According to a report in the British daily the Independent, the Olympic Committee has one week to talk to the Indian Olympic Association (IOA) to resolve the issue as on December 5 athletes and sports bosses in India will meet to vote on walking out of the London Games.
The former Olympics minister of Britain, Tessa Jowell, who has appealed to the Organising Committee to cancel the deal with Dow, is expected to travel to Delhi this week to seek views from ministers and athletes.
"There is a point at which you have to say you cannot take the reputational risk," Ms Jowell told the daily.

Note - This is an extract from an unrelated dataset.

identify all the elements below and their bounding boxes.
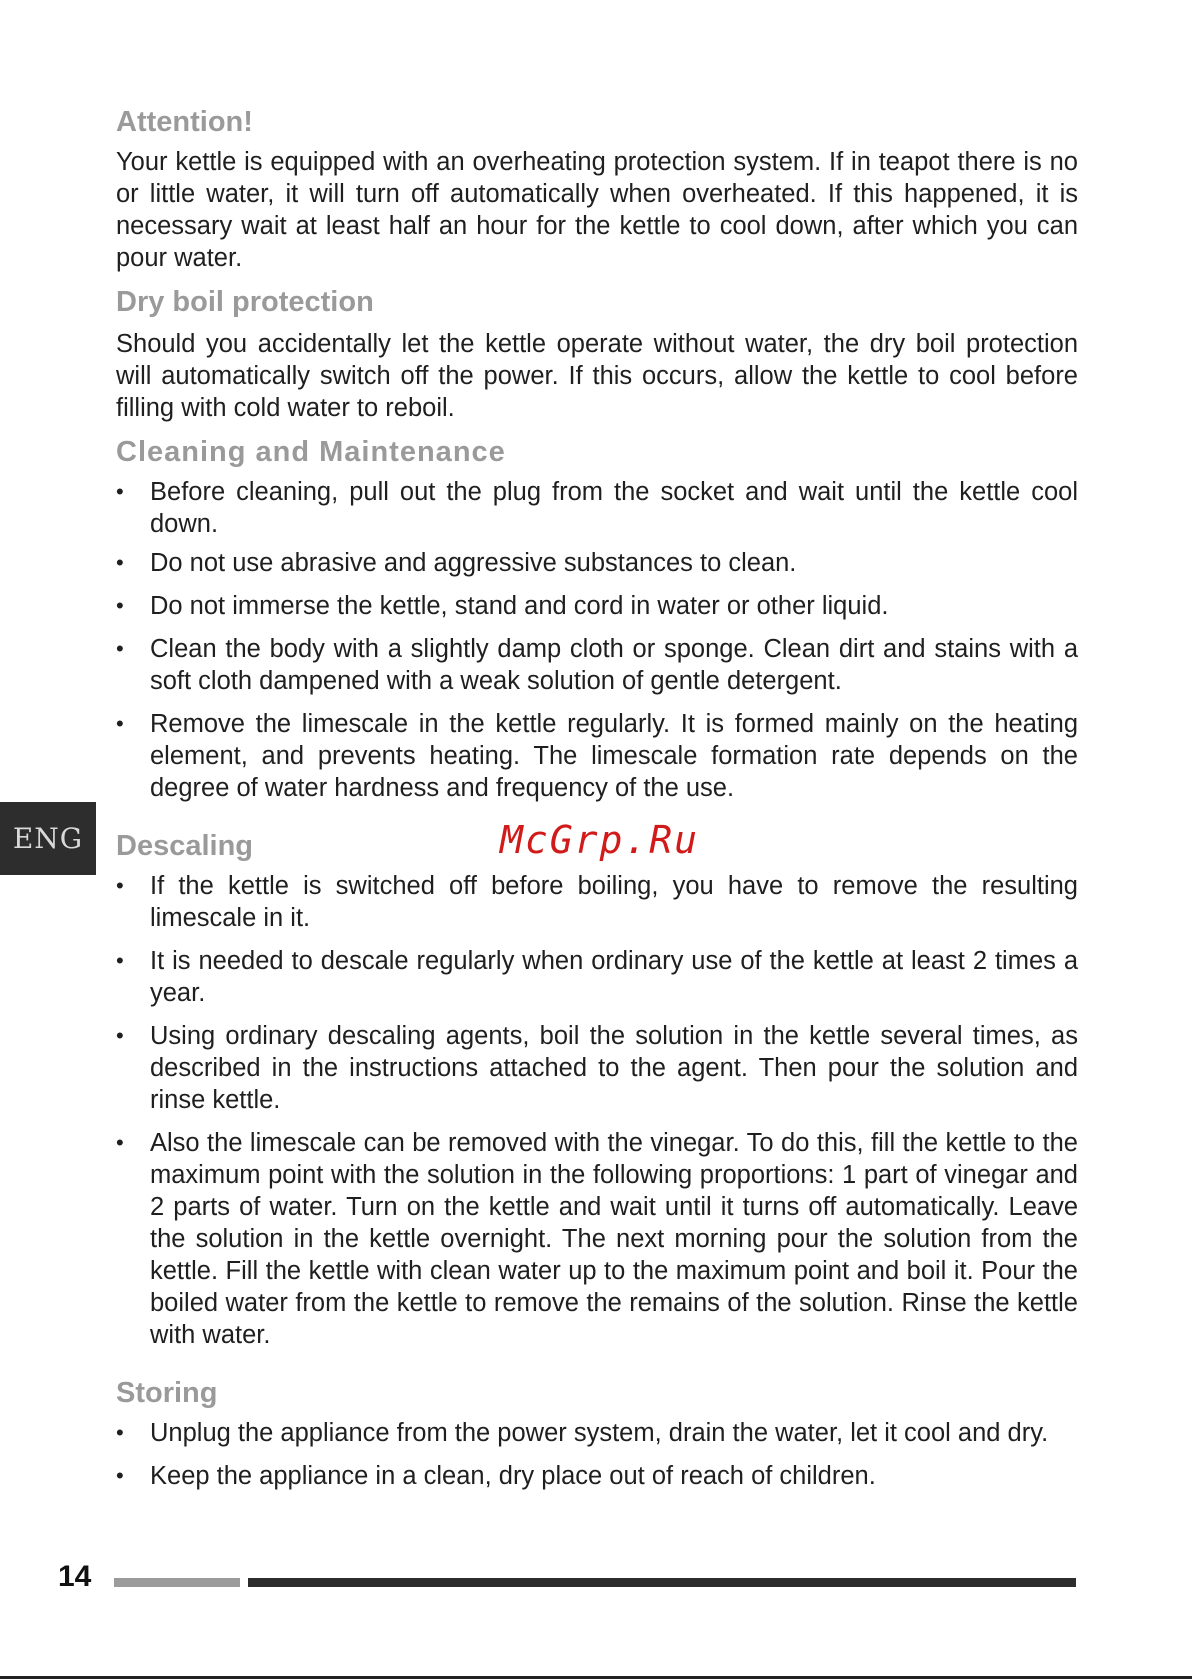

Dow Chemical - under fire in India for its ownership of Union Carbide, whose Indian subsidiary was responsible for the Bhopal industrial disaster, one of the world's worst, estimated to have killed up to 25,000 people and injured over half a million.
Both the British and Indian governments will be asked to intervene to stave off the boycott as international outrage from politicians, athletes and human-rights groups mounts.
Dow has a $1bn deal with the International Olympic Committee. But it is the London Games' recent awarding of a much smaller £7m sponsorship deal to Dow, allowing it to "wrap" the stadium in company fabric - and giving the chemical giant a global media profile next summer - that has outraged some athletes and politicians in India.
The Chief Minister of Madhya Pradesh, the state of which Bhopal is the capital, Shivraj Singh Chauhan demanded the Indian government to support an athletes' boycott if the Dow deal continues.
"The funds intended for sponsoring the Olympics would be far better spent in alleviating the misery suffered by the people of Bhopal," the chief minister said.
He also intends to take up the issue with the concerned authorities in the corridors of power in Delhi.
The 1984 gas disaster dogs Dow through its full ownership of Union Carbide Corporation, whose subsidiary Union Carbide India ran the Bhopal pesticide plant.
Dow bought Union Carbide in 2001 and insists that the legal claims surrounding the incident were resolved long before it acquired the company - which the London 2012 organising committee accepts.
Dow also claims the $470mn paid by Union Carbide in 1991 to the disaster victims was final, although this is being contested in the Indian Supreme Court.